Down with fun: The depressing vogue for having fun at work - v4us
http://www.economist.com/node/17035923

======
blhack
The problem is that you have to allow people to have fun on their own, not
force them to.

It's the same as when I was 10 years old and my mom told me that I had to
clean my room; I wanted me room clean, I didn't like it that there was no
space on the floor to play, but as soon as she told me that I _had_ to do it,
it became a chore and I didn't want to anymore.

At my current job, a major part of my responsibility is coming up with
advertisements (The marketing goons joke that I made the "mistake" of speaking
up a couple of years ago that I do graphic design as a hobby). The best things
I've ever come up with, and the things that they have liked the best, have
been done when I've been sortof joking around in my DTP software. Some of the
best stuff started off as a joke.

Contrast this with telling me that I _must_ have something done by the end of
the day _or else_. This stuff almost _never_ comes out looking good.
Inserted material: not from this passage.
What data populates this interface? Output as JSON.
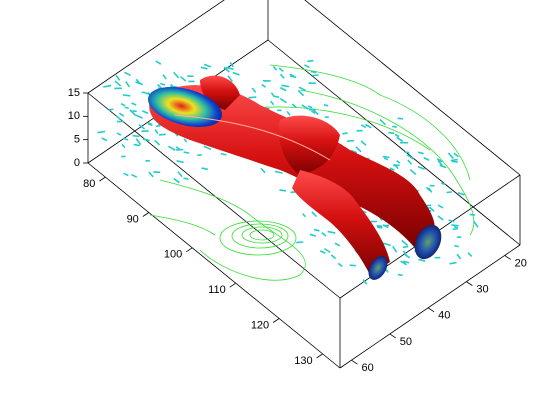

Companies should let adults be adults. If I want to keep a minifridge full of
beer under my desk, but I keep it under control and my job continues to get
done, then why not?

That is one thing that, largely, my company has gotten right. I have the
freedom to work pretty much anywhere in the office that I want. If I decide to
sit out in the cubicle farm and mingle with the accounting people, I can. If I
want to take my laptop up stairs and sit in the storage room, I can do that
too.

I just wish that they would see the correlation between "letting Ryan work
where and how he is comfortable" and "things are getting done and we are
loving them".

How is this related to TFA? You have to let things happen organically. You
can't tell people that they're having fun, you have to let them do it on their
own. You can't tell me to "just get creative", you have to let me do it on my
own.